Medicare has grown into being one of the nation’s largest health insurers – some 55 million of us are in it, mainly seniors, and about one in four now buys a so-called Medigap policy, aka Medicare Supplement, which is intended to pick up costs that would otherwise slip through the coverage cracks of Medicare.
What you don’t know about Medigap when you buy that policy may come back to bite you.
There are ten Medigap plans commonly available, and labeled “A through N. Coverage” – and prices – vary wildly from plan to plan. A high deductible Plan F might cost $50 per month; there’s a $2,180 annual deductible. Standard Plan F – one of the most popular plans – might cost $170 per month.

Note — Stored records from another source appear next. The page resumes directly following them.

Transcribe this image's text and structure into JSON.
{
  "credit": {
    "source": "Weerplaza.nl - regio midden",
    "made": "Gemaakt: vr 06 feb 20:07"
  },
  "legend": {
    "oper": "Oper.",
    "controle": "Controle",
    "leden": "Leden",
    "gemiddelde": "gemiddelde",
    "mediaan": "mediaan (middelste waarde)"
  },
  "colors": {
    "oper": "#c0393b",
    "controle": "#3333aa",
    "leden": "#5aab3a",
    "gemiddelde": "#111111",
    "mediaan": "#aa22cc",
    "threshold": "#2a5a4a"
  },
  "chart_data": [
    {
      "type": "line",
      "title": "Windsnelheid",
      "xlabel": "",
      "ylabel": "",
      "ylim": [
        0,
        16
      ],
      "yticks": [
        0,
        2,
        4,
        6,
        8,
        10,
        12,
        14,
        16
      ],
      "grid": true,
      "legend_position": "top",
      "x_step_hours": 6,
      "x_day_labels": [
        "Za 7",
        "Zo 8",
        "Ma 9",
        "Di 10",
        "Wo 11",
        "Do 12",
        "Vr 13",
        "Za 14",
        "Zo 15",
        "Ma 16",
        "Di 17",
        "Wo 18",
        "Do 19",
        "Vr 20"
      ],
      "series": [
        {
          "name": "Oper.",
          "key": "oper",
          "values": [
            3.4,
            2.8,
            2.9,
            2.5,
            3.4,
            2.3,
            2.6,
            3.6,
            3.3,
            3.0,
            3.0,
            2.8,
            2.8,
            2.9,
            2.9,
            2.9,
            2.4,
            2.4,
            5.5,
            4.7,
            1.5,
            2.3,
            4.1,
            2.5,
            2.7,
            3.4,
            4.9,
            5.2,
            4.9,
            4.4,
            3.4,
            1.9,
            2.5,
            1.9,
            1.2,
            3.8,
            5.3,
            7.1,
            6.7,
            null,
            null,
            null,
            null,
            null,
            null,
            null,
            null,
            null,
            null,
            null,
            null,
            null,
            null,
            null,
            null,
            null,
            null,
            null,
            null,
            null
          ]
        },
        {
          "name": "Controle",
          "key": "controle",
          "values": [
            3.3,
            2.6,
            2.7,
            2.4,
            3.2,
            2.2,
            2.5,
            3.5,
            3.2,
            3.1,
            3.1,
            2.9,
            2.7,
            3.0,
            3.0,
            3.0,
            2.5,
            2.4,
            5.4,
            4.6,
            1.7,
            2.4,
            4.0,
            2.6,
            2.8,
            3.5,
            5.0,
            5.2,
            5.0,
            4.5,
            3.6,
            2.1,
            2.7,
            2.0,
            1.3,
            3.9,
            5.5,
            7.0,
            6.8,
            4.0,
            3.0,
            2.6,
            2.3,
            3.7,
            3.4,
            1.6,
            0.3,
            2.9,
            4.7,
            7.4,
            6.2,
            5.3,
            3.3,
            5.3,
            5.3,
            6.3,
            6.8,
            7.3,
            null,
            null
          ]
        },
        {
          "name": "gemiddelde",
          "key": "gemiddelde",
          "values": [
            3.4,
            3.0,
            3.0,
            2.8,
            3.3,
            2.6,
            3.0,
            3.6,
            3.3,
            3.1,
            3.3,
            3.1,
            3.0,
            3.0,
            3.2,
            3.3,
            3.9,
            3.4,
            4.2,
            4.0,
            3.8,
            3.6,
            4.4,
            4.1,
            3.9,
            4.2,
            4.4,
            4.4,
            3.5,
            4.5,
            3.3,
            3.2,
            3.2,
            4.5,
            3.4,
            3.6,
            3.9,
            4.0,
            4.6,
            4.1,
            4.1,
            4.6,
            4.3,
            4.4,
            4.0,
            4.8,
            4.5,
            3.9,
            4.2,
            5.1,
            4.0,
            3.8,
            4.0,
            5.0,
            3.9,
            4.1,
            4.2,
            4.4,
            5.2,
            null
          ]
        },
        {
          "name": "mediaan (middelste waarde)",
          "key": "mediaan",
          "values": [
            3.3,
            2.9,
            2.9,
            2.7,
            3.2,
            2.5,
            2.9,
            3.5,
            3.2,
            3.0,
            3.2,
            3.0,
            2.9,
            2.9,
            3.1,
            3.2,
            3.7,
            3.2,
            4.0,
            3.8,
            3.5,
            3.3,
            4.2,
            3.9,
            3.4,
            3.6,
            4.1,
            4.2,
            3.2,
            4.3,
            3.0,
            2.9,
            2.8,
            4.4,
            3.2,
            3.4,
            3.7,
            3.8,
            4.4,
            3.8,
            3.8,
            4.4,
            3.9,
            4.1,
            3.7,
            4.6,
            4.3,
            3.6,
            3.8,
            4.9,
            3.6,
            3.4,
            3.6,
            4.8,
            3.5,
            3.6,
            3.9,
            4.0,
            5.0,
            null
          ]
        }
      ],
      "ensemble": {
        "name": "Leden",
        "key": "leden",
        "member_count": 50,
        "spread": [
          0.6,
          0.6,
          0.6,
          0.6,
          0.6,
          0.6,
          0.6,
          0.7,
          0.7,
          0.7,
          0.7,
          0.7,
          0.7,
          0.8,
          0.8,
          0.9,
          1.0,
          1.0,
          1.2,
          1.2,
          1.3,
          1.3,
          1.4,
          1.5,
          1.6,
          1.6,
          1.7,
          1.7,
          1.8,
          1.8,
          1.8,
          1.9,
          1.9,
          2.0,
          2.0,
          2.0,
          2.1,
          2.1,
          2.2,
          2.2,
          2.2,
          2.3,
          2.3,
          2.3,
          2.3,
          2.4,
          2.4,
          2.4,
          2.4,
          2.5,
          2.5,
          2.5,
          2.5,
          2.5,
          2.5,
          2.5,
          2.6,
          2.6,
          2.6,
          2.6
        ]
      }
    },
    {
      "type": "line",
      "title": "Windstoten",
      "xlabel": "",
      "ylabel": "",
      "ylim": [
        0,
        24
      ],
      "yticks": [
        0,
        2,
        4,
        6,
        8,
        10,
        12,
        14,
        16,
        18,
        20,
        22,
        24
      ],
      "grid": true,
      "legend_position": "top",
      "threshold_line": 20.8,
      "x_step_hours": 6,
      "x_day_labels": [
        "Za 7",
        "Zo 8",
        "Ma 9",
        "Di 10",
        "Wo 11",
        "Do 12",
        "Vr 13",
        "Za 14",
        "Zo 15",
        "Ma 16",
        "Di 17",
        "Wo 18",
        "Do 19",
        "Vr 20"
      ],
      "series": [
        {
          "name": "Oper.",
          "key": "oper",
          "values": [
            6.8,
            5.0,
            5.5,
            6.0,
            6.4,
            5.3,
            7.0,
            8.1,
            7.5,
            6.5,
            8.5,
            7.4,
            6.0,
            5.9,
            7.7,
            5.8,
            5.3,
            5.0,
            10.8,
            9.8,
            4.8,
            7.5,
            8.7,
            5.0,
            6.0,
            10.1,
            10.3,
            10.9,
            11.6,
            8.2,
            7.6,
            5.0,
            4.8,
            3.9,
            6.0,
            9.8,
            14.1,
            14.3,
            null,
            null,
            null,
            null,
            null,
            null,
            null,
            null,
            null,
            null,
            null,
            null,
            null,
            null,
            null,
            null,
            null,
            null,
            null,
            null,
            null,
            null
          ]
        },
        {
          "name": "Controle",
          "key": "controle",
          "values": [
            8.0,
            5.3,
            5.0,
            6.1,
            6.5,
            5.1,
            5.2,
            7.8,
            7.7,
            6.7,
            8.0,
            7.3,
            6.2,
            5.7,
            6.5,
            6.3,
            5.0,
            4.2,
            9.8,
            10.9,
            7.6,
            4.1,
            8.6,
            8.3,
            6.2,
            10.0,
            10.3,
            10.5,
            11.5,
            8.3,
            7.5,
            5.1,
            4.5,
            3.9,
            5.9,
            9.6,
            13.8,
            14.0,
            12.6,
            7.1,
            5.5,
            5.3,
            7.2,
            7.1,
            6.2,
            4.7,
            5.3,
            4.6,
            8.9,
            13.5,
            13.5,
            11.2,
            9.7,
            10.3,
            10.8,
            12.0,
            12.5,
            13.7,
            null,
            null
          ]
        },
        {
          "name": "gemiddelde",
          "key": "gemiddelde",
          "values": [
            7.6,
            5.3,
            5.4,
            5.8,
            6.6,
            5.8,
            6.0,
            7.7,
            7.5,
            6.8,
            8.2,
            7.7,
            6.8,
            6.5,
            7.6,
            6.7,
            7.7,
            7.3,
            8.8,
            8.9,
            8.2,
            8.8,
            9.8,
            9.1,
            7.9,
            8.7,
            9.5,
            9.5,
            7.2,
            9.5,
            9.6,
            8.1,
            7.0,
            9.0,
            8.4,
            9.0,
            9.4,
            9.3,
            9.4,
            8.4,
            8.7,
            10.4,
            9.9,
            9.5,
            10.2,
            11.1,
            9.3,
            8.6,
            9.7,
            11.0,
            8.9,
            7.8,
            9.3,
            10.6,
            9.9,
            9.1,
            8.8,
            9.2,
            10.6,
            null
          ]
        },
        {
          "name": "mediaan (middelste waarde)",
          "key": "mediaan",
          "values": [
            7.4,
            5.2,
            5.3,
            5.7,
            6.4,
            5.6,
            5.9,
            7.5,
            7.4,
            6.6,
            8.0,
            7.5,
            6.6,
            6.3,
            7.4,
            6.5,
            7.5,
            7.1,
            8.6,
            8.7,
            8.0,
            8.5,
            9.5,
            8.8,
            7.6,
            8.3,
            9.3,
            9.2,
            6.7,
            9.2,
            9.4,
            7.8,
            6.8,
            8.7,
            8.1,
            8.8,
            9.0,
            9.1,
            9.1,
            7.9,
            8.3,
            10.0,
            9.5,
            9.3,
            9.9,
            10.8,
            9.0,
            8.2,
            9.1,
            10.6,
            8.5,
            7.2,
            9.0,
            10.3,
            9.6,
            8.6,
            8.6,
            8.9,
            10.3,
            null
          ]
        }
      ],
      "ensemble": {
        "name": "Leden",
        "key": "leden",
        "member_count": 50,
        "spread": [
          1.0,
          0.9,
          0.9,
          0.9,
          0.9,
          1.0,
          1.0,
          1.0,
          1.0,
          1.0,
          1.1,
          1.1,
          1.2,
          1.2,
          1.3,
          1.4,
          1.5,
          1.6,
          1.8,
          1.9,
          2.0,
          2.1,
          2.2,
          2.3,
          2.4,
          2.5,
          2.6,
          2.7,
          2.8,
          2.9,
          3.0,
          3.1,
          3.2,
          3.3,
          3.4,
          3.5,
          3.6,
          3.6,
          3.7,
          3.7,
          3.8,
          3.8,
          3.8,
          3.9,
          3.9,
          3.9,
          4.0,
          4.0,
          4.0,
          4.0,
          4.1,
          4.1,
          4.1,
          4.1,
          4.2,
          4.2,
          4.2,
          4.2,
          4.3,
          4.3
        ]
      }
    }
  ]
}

It covers foreign emergency care (usually ignored in most Medigap plans), care in a skilled nursing facility (not covered by some Medigap plans) and a lot more. Medicare succinctly outlines plan differences here.
Here’s the problem, and it is understood by few who enroll in Medicare: start out with a bargain Medigap plan, because you want to save the money and, furthermore, your health is good, and you may think that some years down the road, when the heath has worsened, that it will be a matter of checking some boxes to transfer into a higher coverage plan when you need it. Not so much.
“At 65, when you enroll, you have guaranteed issue,” said Brooke Thomas, director of Medicare at eHealthMedicare.com. “You don’t have it later.” At 65, the typical Medicare enrollment age, you pick your policy, fill out some papers, and the federal government guarantees you will be accepted and also that you will not be hit with a surcharged premium because of your health.